Have you heard about the spicy ‘One Chip Challenge’? It’s making headlines, but not for the right reasons. Let’s dive into the details.
Paqui, the manufacturer of the intensely spicy tortilla chips known as the “One Chip Challenge,” has decided to voluntarily withdraw the product from store shelves following a tragic incident.
How Did The ‘One Chip Challenge’ Go Wrong?
A mother, Lois Wolobah, revealed that her 14-year-old son, Harris Wolobah, reportedly passed away due to complications after consuming a single chip from the product.
These tortilla chips, each individually packaged in a coffin-shaped container adorned with a skull, boasted a blend of two of the world’s hottest peppers: the Carolina Reaper and the Naga Viper.
Tragically, Harris Wolobah, a sophomore at Doherty Memorial High School in Worcester, Massachusetts, ate one of these chips and subsequently complained of a stomachache at school.
Later that day, he collapsed at home and was pronounced dead at the hospital, though the exact cause of his death remains undisclosed pending an autopsy.
Paqui, in a statement expressing their deep condolences to the Wolobah family, acknowledged the increase in teenage consumption of their product and the potential risks it posed.
Therefore, they have chosen to remove the “One Chip Challenge” from circulation and are collaborating with retailers to provide refunds for any prior purchases of the single-serve chip.
The challenge, which had been in existence since 2016, encouraged participants to consume the chip, causing their tongues to turn blue, and then endure the intense spiciness for as long as possible without relief.

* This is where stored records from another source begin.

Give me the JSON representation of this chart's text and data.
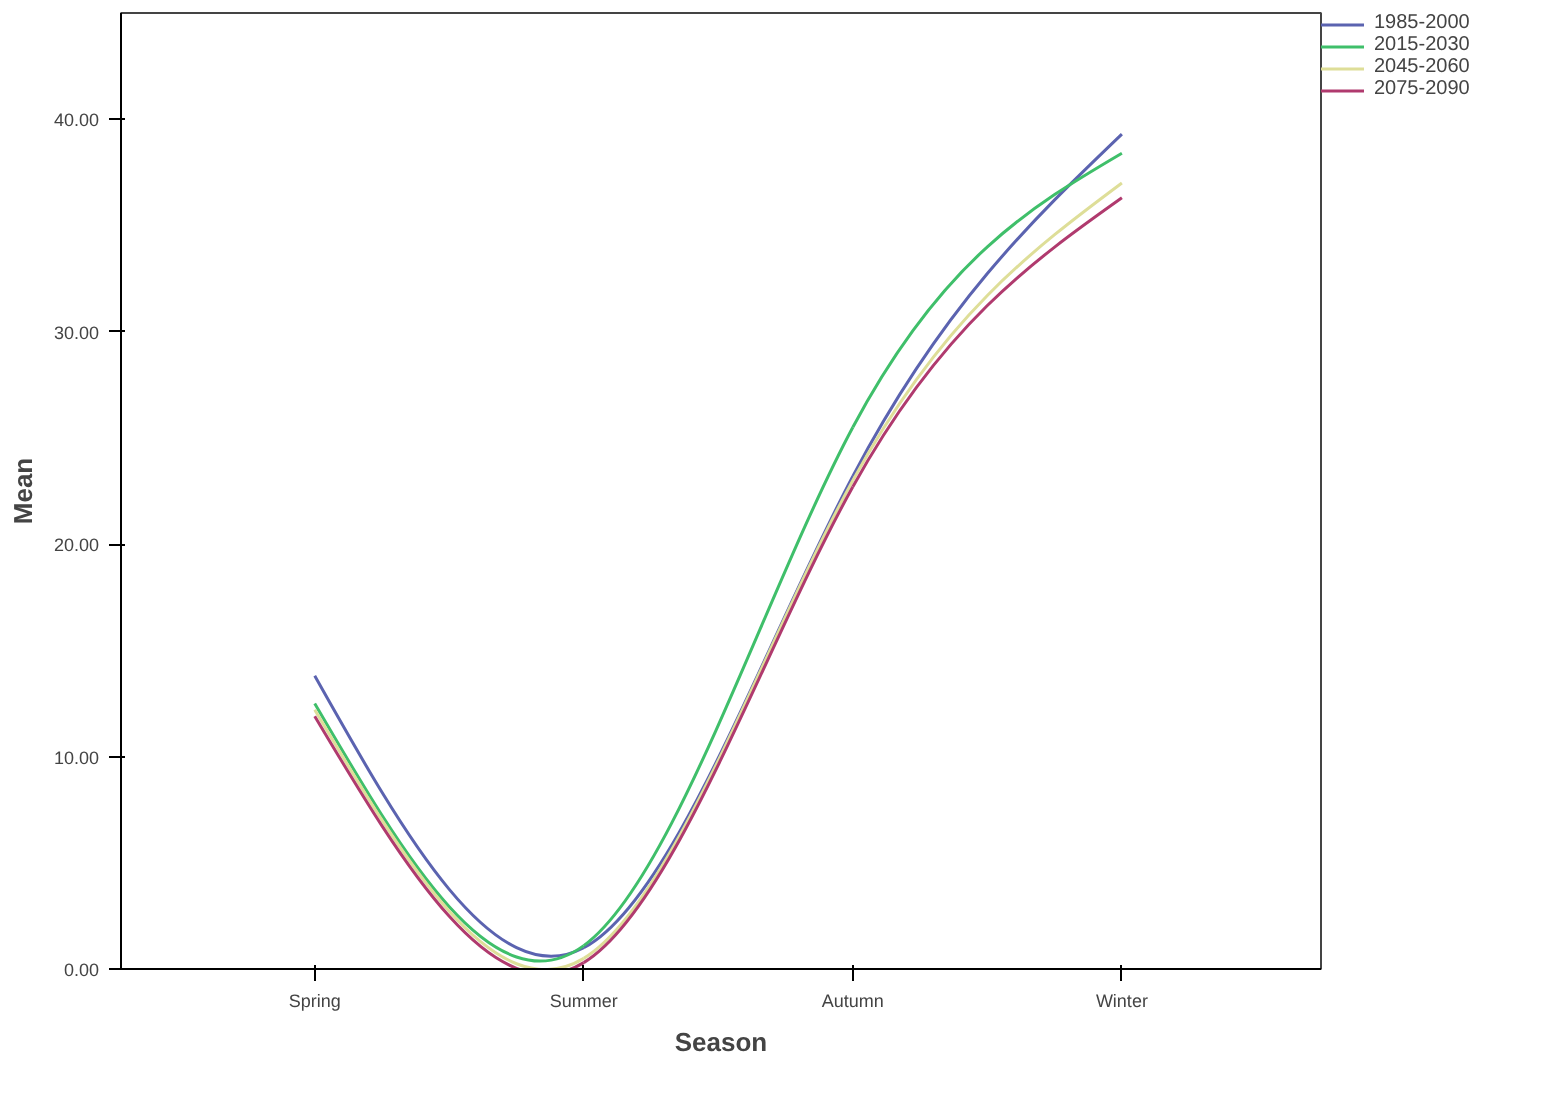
{
  "chart_data": {
    "type": "line",
    "xlabel": "Season",
    "ylabel": "Mean",
    "categories": [
      "Spring",
      "Summer",
      "Autumn",
      "Winter"
    ],
    "series": [
      {
        "name": "1985-2000",
        "color": "#5b63b0",
        "values": [
          13.8,
          1.0,
          23.2,
          39.3
        ]
      },
      {
        "name": "2015-2030",
        "color": "#3fbf6a",
        "values": [
          12.5,
          1.1,
          25.5,
          38.4
        ]
      },
      {
        "name": "2045-2060",
        "color": "#dede98",
        "values": [
          12.2,
          0.5,
          23.0,
          37.0
        ]
      },
      {
        "name": "2075-2090",
        "color": "#b03a6e",
        "values": [
          11.9,
          0.3,
          22.7,
          36.3
        ]
      }
    ],
    "ylim": [
      0,
      45
    ],
    "yticks": [
      {
        "value": 0,
        "label": "0.00"
      },
      {
        "value": 10,
        "label": "10.00"
      },
      {
        "value": 20,
        "label": "20.00"
      },
      {
        "value": 30,
        "label": "30.00"
      },
      {
        "value": 40,
        "label": "40.00"
      }
    ],
    "grid": false,
    "legend": "top right",
    "marker": "none",
    "line_style": "solid"
  }
}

Nevertheless, it was emphasized on the product label that children, pregnant individuals, those with underlying health conditions, those sensitive to spicy foods, and individuals allergic to peppers or capsaicin should avoid the chip.
Furthermore, individuals who experienced difficulty breathing, fainting, or prolonged nausea after consuming the chip were advised to seek immediate medical attention.
The spiciness of the Carolina Reaper and Naga Viper peppers used in the chips registers at around 1.7 million and 1.4 million Scoville heat units, respectively, in contrast to a jalapeño pepper, which measures up to 8,500 Scoville heat units.
The consumption of extremely spicy peppers like these may lead to vomiting, mouth burning, numbness, and even severe headaches. Hospitalizations related to the “One Chip Challenge” had been reported nationwide, including among teenagers.
Worcester County District Attorney Joseph Early Jr. issued a cautionary message, urging parents to research and discuss the risks associated with the “One Chip Challenge” with their children and advise them against participating in this activity.
While investigations into the cause of Harris Wolobah’s tragic death in Worcester continue.